如何阅读.csv

编程入门 行业动态 更新时间:2024-10-28 14:36:45
如何阅读.csv-data包含千位分隔符和零的特殊处理(在R中)?(How to read .csv-data containing thousand separators and special handling of zeros (in R)?)

Ubuntu 14.04上的R版本3.2.2

我试图读入包含千位分隔符“,”的R .csv-data(两列:“id”和“variable1”)。 到目前为止没问题。 我使用read.csv2,数据看起来像这样:

> data <- read.csv2("data.csv", sep = ";", stringsAsFactors = FALSE, dec = ".") > data[1000:1010, ] id variable1 1 2,001 1,001 2,002 1,002 2,001 1,003 2,002 1,004 2,001 1,005 2,002 1,006 2,001 1,007 2,002 1,008 2,001 1,009 2,002 1,01 2,001

在那之后,我首先尝试使用gsub()删除逗号:

data[, c("id", "variable1")] <- sapply(data[, c("id", "variable1")], function(x) {as.numeric(gsub("\\,","", as.character(x)))}) > data[1000:1010, ] id variable1 1 2001 1001 2002 1002 2001 1003 2002 1004 2001 1005 2002 1006 2001 1007 2002 1008 2001 1009 2002 101 2001

我认为我的问题在第一个输出中已经很明显,因为有一千个分隔符,但缺少“结束零”。 类似数字“1000”仅显示为“1”,“1010”显示为“1,01”,表示数据中的“id” - 变量(也在.csv数据中)。 当然,R无法识别这一点。

所以我的问题是:有没有办法告诉R每个数字在千位分隔符后读取数据时(或者可能在那之后)必须有三个数字,这样我才能得到正确的数字? 数据应如下所示:

> data[1000:1010, ] id variable1 1000 2001 1001 2002 1002 2001 1003 2002 1004 2001 1005 2002 1006 2001 1007 2002 1008 2001 1009 2002 1010 2001

编辑:谢谢大家的回答。 不幸的是,这些建议适用于此示例,但不适用于我的数据,因为我认为我选择了错误的示例行。 数据中的其他行可能如下所示:

id1 variable1 1 1 2,001 999 999 1,102 1000 1 2,001 1001 1,001 2,002 1002 1,002 2,001

当然,数字是“1”的两倍。 第一个真的是“1”,但第二个应该是“1000”。 但现在我觉得我无法用R解决我的问题。也许我需要更好地导出原始数据,因为问题也出现在.csv数据中。

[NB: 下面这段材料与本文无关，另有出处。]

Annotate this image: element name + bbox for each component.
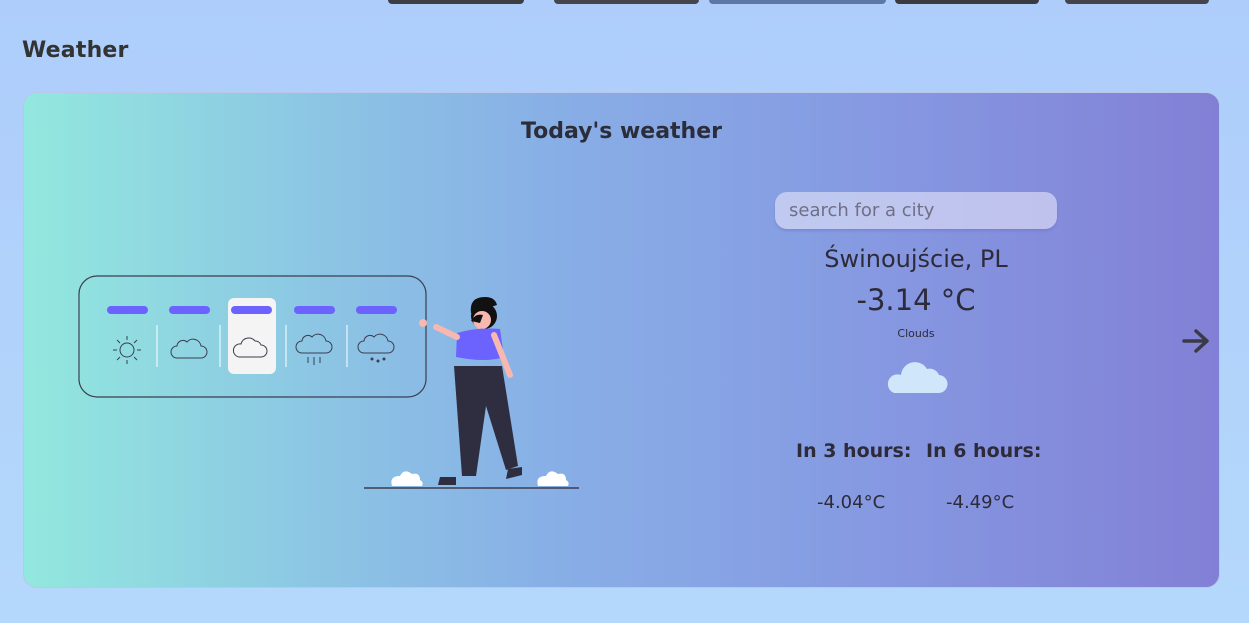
forecast-3h-value: -4.04°C bbox=[817, 492, 886, 513]
weather-illustration bbox=[78, 275, 579, 489]
gallery-thumbnail[interactable] bbox=[895, 0, 1039, 4]
forecast-6h-label: In 6 hours: bbox=[926, 440, 1042, 462]
snow-icon bbox=[357, 333, 395, 363]
rain-icon bbox=[295, 333, 333, 365]
cloud-icon bbox=[887, 362, 948, 394]
person-figure bbox=[419, 297, 522, 485]
sun-icon bbox=[113, 336, 141, 364]
weather-condition: Clouds bbox=[897, 327, 935, 340]
cloud-icon bbox=[170, 338, 208, 359]
weather-card: Today's weather search for a city Świnou… bbox=[23, 92, 1220, 588]
card-title: Today's weather bbox=[521, 119, 722, 144]
city-name: Świnoujście, PL bbox=[824, 245, 1008, 273]
logo-icon bbox=[52, 0, 172, 4]
gallery-thumbnail[interactable] bbox=[1065, 0, 1209, 4]
current-temperature: -3.14 °C bbox=[856, 283, 976, 317]
forecast-6h-value: -4.49°C bbox=[946, 492, 1015, 513]
city-search-input[interactable] bbox=[775, 192, 1057, 229]
gallery-thumbnail[interactable] bbox=[388, 0, 524, 4]
top-strip bbox=[0, 0, 1249, 6]
gallery-thumbnail[interactable] bbox=[554, 0, 699, 4]
arrow-right-icon[interactable] bbox=[1180, 325, 1212, 357]
forecast-3h-label: In 3 hours: bbox=[796, 440, 912, 462]
gallery-thumbnail[interactable] bbox=[709, 0, 886, 4]
weather-page: Weather Today's weather search for a cit… bbox=[0, 0, 1249, 623]
section-title: Weather bbox=[22, 38, 129, 63]
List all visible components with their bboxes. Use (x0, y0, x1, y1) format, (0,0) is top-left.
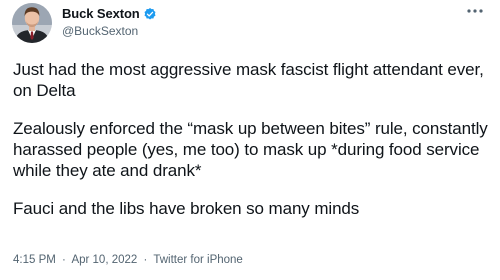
author-info: Buck Sexton @BuckSexton (62, 5, 157, 38)
author-handle[interactable]: @BuckSexton (62, 24, 157, 38)
tweet-card: Buck Sexton @BuckSexton Just had the mos… (0, 0, 500, 280)
meta-separator: · (62, 254, 66, 266)
tweet-date[interactable]: Apr 10, 2022 (71, 254, 137, 266)
meta-separator: · (143, 254, 148, 266)
tweet-time[interactable]: 4:15 PM (13, 254, 56, 266)
tweet-metadata: 4:15 PM · Apr 10, 2022 · Twitter for iPh… (13, 254, 243, 266)
author-display-name[interactable]: Buck Sexton (62, 6, 140, 21)
profile-photo (12, 3, 52, 43)
tweet-paragraph: Fauci and the libs have broken so many m… (13, 199, 360, 218)
verified-badge-icon (143, 7, 157, 21)
author-name-row: Buck Sexton (62, 5, 157, 22)
author-avatar[interactable] (12, 3, 52, 43)
more-options-icon[interactable] (464, 2, 486, 20)
tweet-text: Just had the most aggressive mask fascis… (13, 59, 493, 219)
tweet-source[interactable]: Twitter for iPhone (153, 254, 242, 266)
tweet-paragraph: Just had the most aggressive mask fascis… (13, 60, 484, 100)
tweet-paragraph: Zealously enforced the “mask up between … (13, 119, 488, 180)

R version 3.2.2 on Ubuntu 14.04

I am trying to read in R .csv-data (two columns: "id" and "variable1") containing the thousand separator ",". So far no problem. I am using read.csv2 and the data looks like that:

> data <- read.csv2("data.csv", sep = ";", stringsAsFactors = FALSE, dec = ".") > data[1000:1010, ] id variable1 1 2,001 1,001 2,002 1,002 2,001 1,003 2,002 1,004 2,001 1,005 2,002 1,006 2,001 1,007 2,002 1,008 2,001 1,009 2,002 1,01 2,001

After that first I tried to use gsub() to remove the commas:

data[, c("id", "variable1")] <- sapply(data[, c("id", "variable1")], function(x) {as.numeric(gsub("\\,","", as.character(x)))}) > data[1000:1010, ] id variable1 1 2001 1001 2002 1002 2001 1003 2002 1004 2001 1005 2002 1006 2001 1007 2002 1008 2001 1009 2002 101 2001

I think my problem is already obvious in the first output, because there is a thousand separator, but the "ending zeros" are missing. Like number "1000" is just displayed as "1" and "1010" as "1,01" for the "id"-variable in the data (also in the .csv-data). Of course, R can't identify this.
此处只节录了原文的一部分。